Un miracle s'est produit au Venezuela : Hernan Gil, un agent de sécurité de 43 ans, a été extrait des ruines huit jours après les puissants tremblements de terre qui ont frappé le pays le 24 juin. Gil était piégé dans la guérite où il travaillait à Catia La Mar, dans l'État de La Guaira. Il a été secouru grâce aux efforts dévoués d'équipes venant des États-Unis, du Salvador et d'autres pays, qui ont travaillé sans relâche pour le libérer.
Les secouristes ont affronté des conditions difficiles, creusant avec soin pour récupérer Gil tout en lui fournissant de l'eau et de l'air au moyen de sondes.
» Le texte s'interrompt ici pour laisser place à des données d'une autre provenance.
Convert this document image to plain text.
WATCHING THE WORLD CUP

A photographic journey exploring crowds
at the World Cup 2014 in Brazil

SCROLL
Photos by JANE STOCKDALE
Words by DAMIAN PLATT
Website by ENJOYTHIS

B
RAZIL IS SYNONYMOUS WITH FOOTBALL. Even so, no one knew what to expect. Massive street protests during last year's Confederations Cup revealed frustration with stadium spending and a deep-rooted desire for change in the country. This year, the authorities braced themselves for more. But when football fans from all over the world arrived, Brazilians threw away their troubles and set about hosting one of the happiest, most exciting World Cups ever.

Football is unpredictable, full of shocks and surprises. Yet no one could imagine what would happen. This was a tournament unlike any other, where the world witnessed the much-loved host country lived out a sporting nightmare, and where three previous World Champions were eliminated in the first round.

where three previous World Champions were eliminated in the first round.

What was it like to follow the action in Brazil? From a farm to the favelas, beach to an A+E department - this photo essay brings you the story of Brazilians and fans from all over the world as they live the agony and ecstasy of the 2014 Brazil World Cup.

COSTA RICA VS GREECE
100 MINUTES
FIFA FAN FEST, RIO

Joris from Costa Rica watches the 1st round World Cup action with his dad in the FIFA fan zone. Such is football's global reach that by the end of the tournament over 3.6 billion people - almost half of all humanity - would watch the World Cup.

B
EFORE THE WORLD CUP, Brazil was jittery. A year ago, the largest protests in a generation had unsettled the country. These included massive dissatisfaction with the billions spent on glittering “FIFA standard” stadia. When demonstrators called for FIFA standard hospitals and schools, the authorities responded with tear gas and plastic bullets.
Lors des dernières heures de l'opération, une trentaine de personnes ont contribué à dégager les débris, tandis que deux d’entre elles creusaient un tunnel de trois mètres. "Je n'ai jamais connu une opération de sauvetage aussi complexe", a déclaré un secouriste, sous couvert d'anonymat.
"C'est vraiment un miracle," s'est émue Gusbimar Gonzalez, l'épouse de Gil. "Je suis émerveillée par l'unité des nations pour sauver une seule vie." Parallèlement, la présidente par intérim, Delcy Rodriguez, a décrété un deuil national de sept jours en mémoire des victimes. Le dernier bilan fait état de 2.295 morts et de 11.000 blessés, avec environ 50.000 personnes portées disparues, d'après des estimations des Nations Unies.
Les secours ont été entravés par la complexité des opérations de recherche. Luis Arteaga, membre du groupe espagnol de recherche et de sauvetage USAR 13, a déclaré : "Nous avons été confrontés à de nombreuses obstacles pour entrer sur le territoire vénézuélien, mais nous restons déterminés à sauver des vies." Malheureusement, les experts estiment que le temps joue contre ceux qui restent sous les décombres après plus de 72 heures.
Les conséquences économiques et sociales de cette tragédie se font sentir dans tout le pays. Les autorités, tout en mettant en place des centres de distribution d'aide, sont confrontées à une grave crise. Des policiers locaux, soupçonnés de pillage, ont été arrêtés, ajoutant à la tension existante. "Les pénuries alimentaires et les services en hôpital sont déjà sous pression", a ajouté le Haut-commissariat aux réfugiés des Nations unies.
Les conditions sanitaires posent également un risque considérable, avec des avertissements sur d'éventuelles épidémies. L'Organisation mondiale de la Santé (OMS) craint que ces récents événements ne donnent lieu à des flambées de maladies évitables par la vaccination, telles que la rougeole et la diphtérie. Selon Christian Lindmeier, porte-parole de l'OMS, "les perturbations dans les services de santé et d'eau pourraient aggraver la situation." Il est donc essentiel de rester vigilant et solidaire face à cette épreuve.